Fatma Ulubey, 22 Ağustos 2004 yılında insanın insanca yaşamasında etkili ve birbirleriyle ilintili olan sosyal devlet, sosyal adalet ve sosyal haklar gibi önemli kavramlar üzerine kaleme aldığı yazısını gündeme taşıdı.

Sosyal devleti tanımlayan Ulubey, şu ifadelere yer verdi:

"Klasik liberal demokrasinin ekonomik ve siyasal temellerini değiştirmeden sosyal güvenliğin sağlanması, işsizliğin önlenmesi, emeğiyle yaşayanların korunması ve yaşam düzeylerinin yükseltilmesi yoluyla sosyal eşitsizlikleri giderme işlemini yüklenen devlet. Sosyal devlet,  kapitalizmin yarattığı sosyal dengesizlik ve bunalımlara karşı emekçi sınıfların büyük tepki göstererek yani emekçilerin mücadelesi sonucunda 20. yüzyılda ortaya çıkmıştır. Sosyal devlet ; sosyal adaleti ve insan onuruna yaraşır bir yaşama düzeni sağlama ödevini yükler.  Bu ödev devletin sosyal ve ekonomik yaşama müdahale etmesini zorunlu kılar.

Gelişmiş ülkelerde sosyal devletten beklenen; adaletli bir paylaştırma, emekçilerin ve sosyal bakımdan zayıf sınıfların yaşam koşullarını iyileştirilmesidir. Az gelişmiş ülkelerde ise sosyal devlet bu klasik ödevinin yanında ulusal zenginliklerinin yaratılması için kalkınmayı sağlamak gibi yapıcı ve dinamik bir  işlev de yüklemiştir. Bu da devletin yaşama ve özellikle yürütme organının etken davranarak köklü reformların gerçekleştirmesini gerektirir."

Günümüze değin yapılan yanlış uygulamalarla sosyal devletin ortadan kaldırılmaya çalışıldığını aktaran Ulubey, "Son zamanlarda hız kazanan özelleştirmeyle devletin gelir kaynakları adeta talan edilmiş ve sosyal devlet küçülmüştür."ifadesini kullandı.

Sosyal adaletin ise ekonomik, sosyal, kültürel zenginliklerin dağılımındaki dengesizliklerin giderilmesini öngören ilke olduğunu aktaran Ulubey, "Kökeninde Aristo Tales'in herkese hak ettiğini vermek biçimindeki orantılı eşitlik ya da dağıtıcı adalet düşüncesi yatar. Bu da sosyal bakımdan zayıf olanlara toplum ya da devletçe yardım edilmesini içeren bir ilkedir."dedi.

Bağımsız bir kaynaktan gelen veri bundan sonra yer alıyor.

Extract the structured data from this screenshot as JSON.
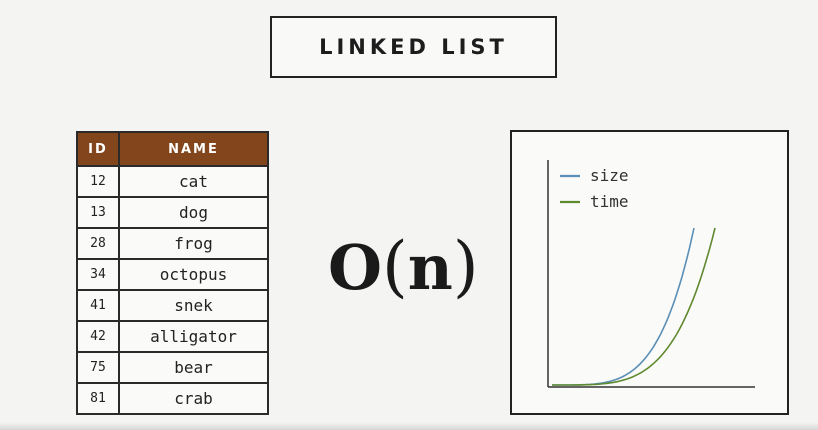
{
  "title": "LINKED LIST",
  "table": {
    "headers": {
      "id": "ID",
      "name": "NAME"
    },
    "rows": [
      {
        "id": "12",
        "name": "cat"
      },
      {
        "id": "13",
        "name": "dog"
      },
      {
        "id": "28",
        "name": "frog"
      },
      {
        "id": "34",
        "name": "octopus"
      },
      {
        "id": "41",
        "name": "snek"
      },
      {
        "id": "42",
        "name": "alligator"
      },
      {
        "id": "75",
        "name": "bear"
      },
      {
        "id": "81",
        "name": "crab"
      }
    ]
  },
  "complexity": {
    "o": "O",
    "open": "(",
    "n": "n",
    "close": ")"
  },
  "chart": {
    "legend": [
      {
        "label": "size",
        "color": "#5b8fb5"
      },
      {
        "label": "time",
        "color": "#5f8a2e"
      }
    ]
  },
  "colors": {
    "header_bg": "#82451c",
    "accent_size": "#5b8fb5",
    "accent_time": "#5f8a2e"
  }
}
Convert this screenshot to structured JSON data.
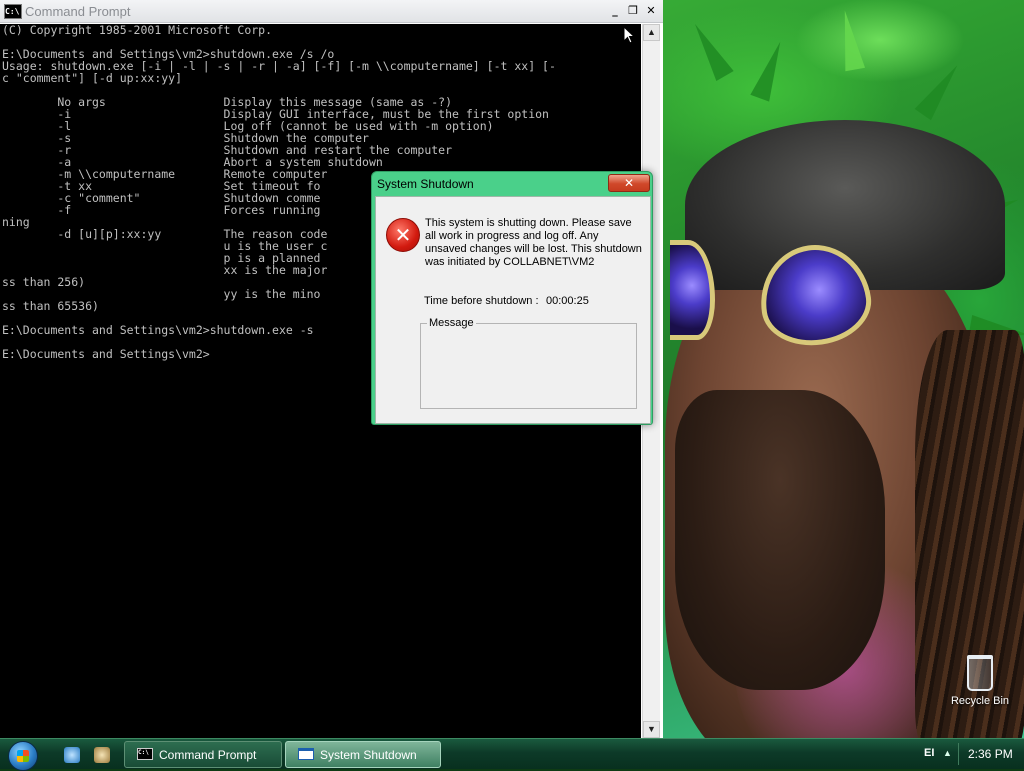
{
  "cmd": {
    "title": "Command Prompt",
    "icon": "cmd-icon",
    "lines": [
      "(C) Copyright 1985-2001 Microsoft Corp.",
      "",
      "E:\\Documents and Settings\\vm2>shutdown.exe /s /o",
      "Usage: shutdown.exe [-i | -l | -s | -r | -a] [-f] [-m \\\\computername] [-t xx] [-",
      "c \"comment\"] [-d up:xx:yy]",
      "",
      "        No args                 Display this message (same as -?)",
      "        -i                      Display GUI interface, must be the first option",
      "        -l                      Log off (cannot be used with -m option)",
      "        -s                      Shutdown the computer",
      "        -r                      Shutdown and restart the computer",
      "        -a                      Abort a system shutdown",
      "        -m \\\\computername       Remote computer",
      "        -t xx                   Set timeout fo",
      "        -c \"comment\"            Shutdown comme",
      "        -f                      Forces running",
      "ning",
      "        -d [u][p]:xx:yy         The reason code",
      "                                u is the user c",
      "                                p is a planned",
      "                                xx is the major",
      "ss than 256)",
      "                                yy is the mino",
      "ss than 65536)",
      "",
      "E:\\Documents and Settings\\vm2>shutdown.exe -s",
      "",
      "E:\\Documents and Settings\\vm2>"
    ],
    "buttons": {
      "minimize": "_",
      "maximize": "❐",
      "close": "✕"
    },
    "scroll_up": "▲",
    "scroll_down": "▼"
  },
  "dialog": {
    "title": "System Shutdown",
    "close": "✕",
    "icon": "error-icon",
    "icon_glyph": "✕",
    "message": "This system is shutting down. Please save all work in progress and log off. Any unsaved changes will be lost. This shutdown was initiated by COLLABNET\\VM2",
    "time_label": "Time before shutdown :",
    "time_value": "00:00:25",
    "message_group_label": "Message"
  },
  "desktop": {
    "recycle_bin_label": "Recycle Bin"
  },
  "taskbar": {
    "items": [
      {
        "label": "Command Prompt",
        "icon": "cmd-icon",
        "active": false
      },
      {
        "label": "System Shutdown",
        "icon": "window-icon",
        "active": true
      }
    ],
    "language": "EI",
    "tray_arrow": "▲",
    "clock": "2:36 PM"
  }
}
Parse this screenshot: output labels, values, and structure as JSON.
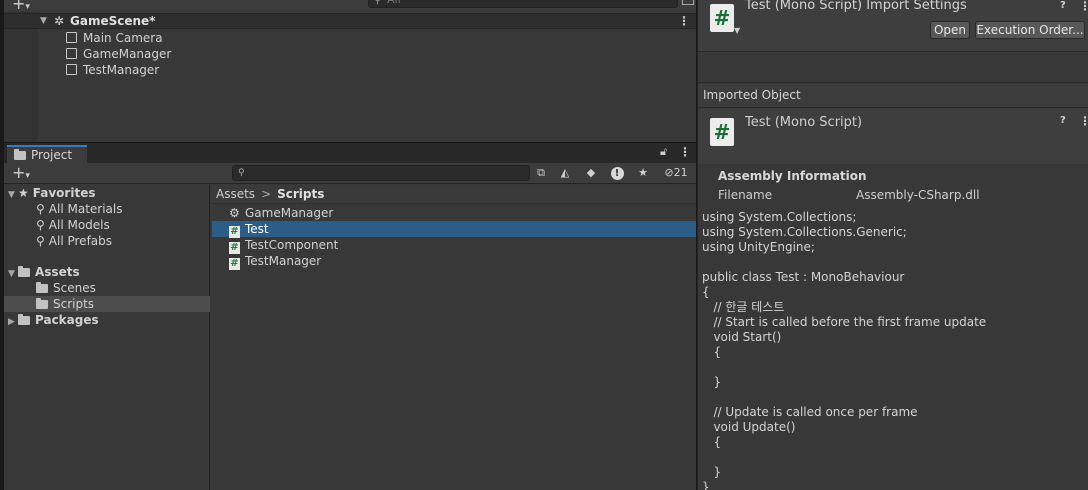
{
  "hierarchy": {
    "search_placeholder": "All",
    "scene": "GameScene*",
    "items": [
      "Main Camera",
      "GameManager",
      "TestManager"
    ]
  },
  "project": {
    "tab_label": "Project",
    "hidden_count": "21",
    "tree": {
      "favorites": "Favorites",
      "favorite_items": [
        "All Materials",
        "All Models",
        "All Prefabs"
      ],
      "assets": "Assets",
      "asset_folders": [
        "Scenes",
        "Scripts"
      ],
      "packages": "Packages"
    },
    "breadcrumb": {
      "root": "Assets",
      "separator": ">",
      "current": "Scripts"
    },
    "files": [
      {
        "name": "GameManager",
        "icon": "gear-icon"
      },
      {
        "name": "Test",
        "icon": "csharp-script-icon"
      },
      {
        "name": "TestComponent",
        "icon": "csharp-script-icon"
      },
      {
        "name": "TestManager",
        "icon": "csharp-script-icon"
      }
    ]
  },
  "inspector": {
    "title": "Test (Mono Script) Import Settings",
    "open_button": "Open",
    "execution_order_button": "Execution Order...",
    "imported_object_label": "Imported Object",
    "object_title": "Test (Mono Script)",
    "assembly_heading": "Assembly Information",
    "filename_label": "Filename",
    "filename_value": "Assembly-CSharp.dll",
    "code_lines": [
      "using System.Collections;",
      "using System.Collections.Generic;",
      "using UnityEngine;",
      "",
      "public class Test : MonoBehaviour",
      "{",
      "   // 한글 테스트",
      "   // Start is called before the first frame update",
      "   void Start()",
      "   {",
      "",
      "   }",
      "",
      "   // Update is called once per frame",
      "   void Update()",
      "   {",
      "",
      "   }",
      "}"
    ]
  },
  "colors": {
    "selection": "#2c5d87",
    "tab_accent": "#3a79bb",
    "script_icon_green": "#1a6f36"
  }
}
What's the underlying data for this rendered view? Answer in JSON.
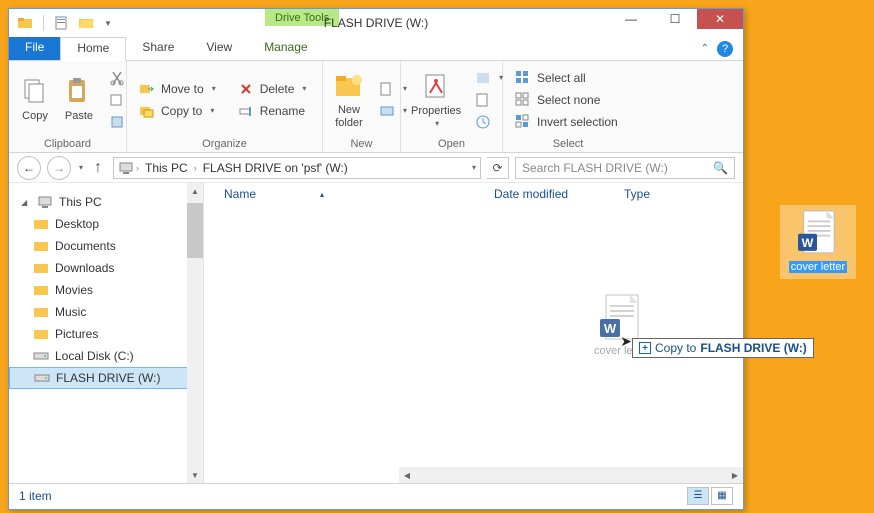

Sosyal hakların da sosyal eşitlik amacına yönelik hakları, işçilerin ve çalışanların yanı sıra özel olarak korunması gereken kesimleri kapsadığını ifade eden Ulubey, sözlerini şöyle tamamladı:

"Kolektif haklar ya da bireysel haklar biçimde ortaya çıkar. Kollektif'e örnek; sendika hakkı ile toplu sözleşme ve grev hakkıdır.  Bireysel nitelikli  sosyal haklara örnek;  bireysel sosyal güvenlik hakkı , ailenin  ana ve çocukların korunmasına  ilişkin haklar, sağlık hakkı, sosyal ve tıbbi yardım görme hakkı, eğitim (özellikle parasız eğitim hakkı ) beslenme hakkı gibi haklardır. Haklarımızın farkında olmamız, tüm bu hakların yaşatılması ve  eşitlikçi bir paylaşım diliyorum."